Neben dem akuten menschlichen Leid, das diese neue Lage mit sich bringt, stehen in einer weiteren Runde wirtschaftliche Probleme an, die das Leben aller, wenn auch in unterschiedlichem Maß, schwieriger machen. Die wirtschaftlichen Folgen werden immer deutlicher, sie sind immer weniger aufzufangen und abzumildern. Ein Aufsatz der Unternehmensberater von Baker Tilly macht am Beispiel der Branche der Automobilzulieferer deutlich, wie die vielen Krisen sich zu einer immer größeren Bedrohung aufbauen.

Krise vor der Krise

Die Berater sprechen in ihrer Darstellung zunächst von den Rahmenbedingungen, die bereits schwierige Aufgaben stellten. Die Automobilindustrie sah sich angesichts der Umweltprobleme zu einer massiven Umstellung gezwungen: Es geht um die E-Mobilität, um autonomes Fahren und allgemein um ein Klima, das dem Individualverkehr wenig positiv gegenübersteht. Gewaltige Investitionen sind nötig, um die Stellung des deutschen Automobilbaus weltweit zu erhalten. Es werden immer weniger Autos produziert – waren es 2015 noch fast sechs Millionen, so sind es 2021 nur wenig mehr als drei Millionen Pkw gewesen. Entsprechend sackten in der Corona-Krise die Umsätze der wichtigsten Automobilzulieferer von 2019 auf 2020 um 13 Prozent ab.

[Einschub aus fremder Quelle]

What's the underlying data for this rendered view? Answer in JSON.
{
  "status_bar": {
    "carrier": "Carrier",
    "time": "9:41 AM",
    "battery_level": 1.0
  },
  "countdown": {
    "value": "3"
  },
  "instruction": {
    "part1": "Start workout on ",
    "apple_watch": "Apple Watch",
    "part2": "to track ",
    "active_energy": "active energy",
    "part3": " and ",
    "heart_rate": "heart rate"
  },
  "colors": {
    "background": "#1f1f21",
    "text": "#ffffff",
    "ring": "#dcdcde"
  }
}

Aber es sind nicht nur die strengeren gesetzlichen Vorgaben oder das gewachsene Bewusstsein für Umweltfragen, die zu den Rückgängen führten, sondern ganz konkret auch die Mängel bei der Zulieferung der dringend notwendigen Halbleiter. Einerseits steigt weltweit der Bedarf an diesen Teilen, etwa durch die Hightech-Branche, andererseits sorgte auch noch der Wirtschaftskrieg zwischen den USA und China mit den entsprechenden Strafzöllen und Sanktionen für weitere Engpässe.

Verschärft wird die Situation durch die Probleme beim Transport. Die Preise für Schiffscontainer sind um das Achtfache gestiegen und für den Transport per Lkw fehlen die Fahrer. Es ist davon auszugehen, dass bereits in fünf Jahren 185.000 Lastkraftwagenfahrer fehlen werden. Am Schnittpunkt vieler Probleme steht China. Die wirtschaftliche Weltmacht aus Asien verfolgt ehrgeizige Klimaziele und hält sich etwa mit der Produktion von Silizium oder Magnesium zurück. All dies führt zu deutlich steigenden Preisen, die jetzt über die Erhöhungen bei den Energiekosten hinaus auch hierzulande deutlich werden. Von einer Inflationsrate von 7 Prozent ist die Rede und zweistellige Zuwächse bei der Teuerung sind nicht mehr ausgeschlossen. Die Kosten gerade im Energiebereich treffen nicht nur direkt den Geldbeutel des Verbrauchers, sondern auch die Industrie, die nicht alle Steigerungen an den Konsumenten durchreichen kann und so geringere Gewinne verzeichnet. Probleme bei den Lieferketten, Mangel an Rohstoffen, Transportschwierigkeiten und eine geringere Nachfrage setzen den Lieferanten der Automobilindustrie zu.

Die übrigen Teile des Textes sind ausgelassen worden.